Dans un avis consultatif relatif à la composition du Comité de sécurité maritime de l’ OMCI (Organisation intergouvernementale consultative de la navigation maritime), la Cour internationale de justice ne s’ est pas prononcée dans un sens différent. En effet, à cette occasion, l’ assemblée de l’ OMCI avait exclu que le Panama et le Libéria puissent être comptés au nombre des pays possédant les flottes de commerce les plus importantes, qui en tant que tels sont membres du Comité, parce qu’ il n’ aurait pas existé de lien réel entre la plupart des navires et ces pays, qui, précisément, auraient attribué un pavillon de complaisance. La Cour internationale de justice a radicalement et fermement rejeté cette thèse en déclarant qu’ une pareille méthode pour apprécier le rang d’ une nation possédant une flotte de commerce n’ est ni sûre ni pratique et ne trouve aucun fondement ni dans la jurisprudence et la doctrine internationale, ni dans la terminologie maritime, ni dans les conventions internationales traitant de la sécurité en mer (12).
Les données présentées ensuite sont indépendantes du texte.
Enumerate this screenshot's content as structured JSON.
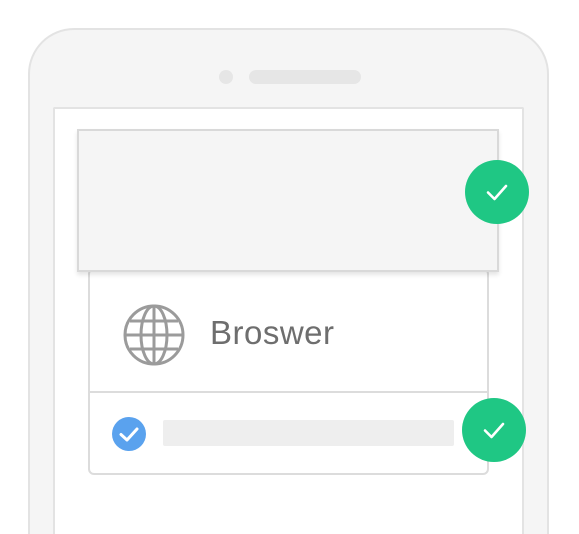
{
  "app": {
    "option_label": "Broswer",
    "icons": {
      "globe": "globe-icon",
      "checkbox": "checkbox-checked-icon",
      "badge": "checkmark-icon"
    },
    "colors": {
      "accent_green": "#1fc784",
      "checkbox_blue": "#5aa2ee",
      "label_gray": "#6e6e6e"
    }
  }
}
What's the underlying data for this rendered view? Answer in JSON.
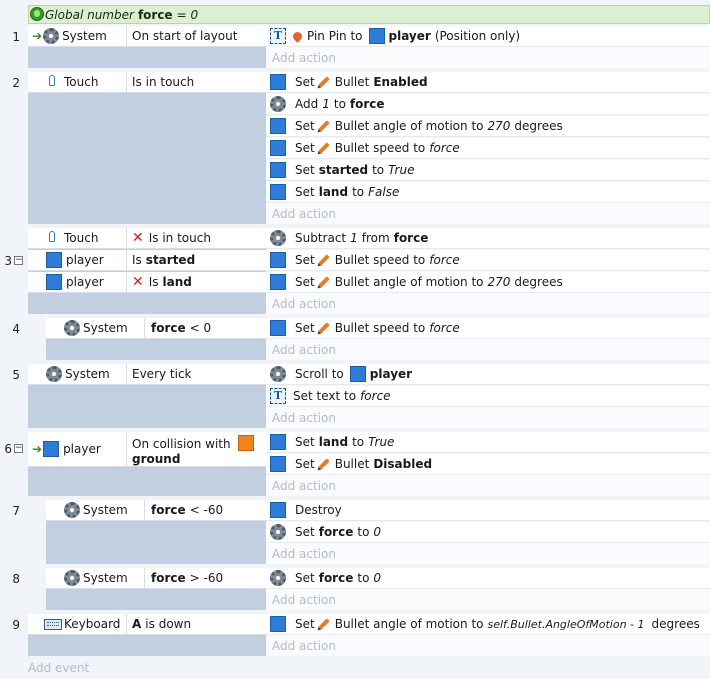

A l’ occasion de l’ effort de codification du droit de la mer, la Commission du droit international des Nations unies a essayé d’ introduire dans la convention de Genève de 1958 sur la haute mer le principe selon lequel les États peuvent ne pas reconnaître la nationalité du pavillon du navire lorsqu’ elle ne reflète pas un genuine link avec cet État, notamment sous l’ angle de la propriété prédominante et de la composition de l’ équipage. Il en est résulté l’ article 5 de la convention, qui, comme on le sait, retourne le problème du genuine link et oblige l’ État du pavillon à exercer effectivement sa juridiction et son contrôle sur les navires auxquels il accorde sa nationalité. La tentative d’ interpréter l’ article 5 dans un sens différent n’ a pas non plus été couronnée de succès: voir l’ avis consultatif précité de la Cour internationale de justice.

Enfin, la convention de Montego Bay sur le droit de la mer, du 10 décembre 1982, bien qu’ elle ne soit pas encore en vigueur, confirme les observations qui précèdent, dans la mesure où elle prévoit que tout État, dès lors qu’ il tient le contrôle exercé sur un navire pour inadéquat, peut « signaler les faits » à l’ État du pavillon; celui-ci « procède à une enquête et prend, s’ il y a lieu, les mesures nécessaires pour remédier à la situation » (article 94, paragraphe 6).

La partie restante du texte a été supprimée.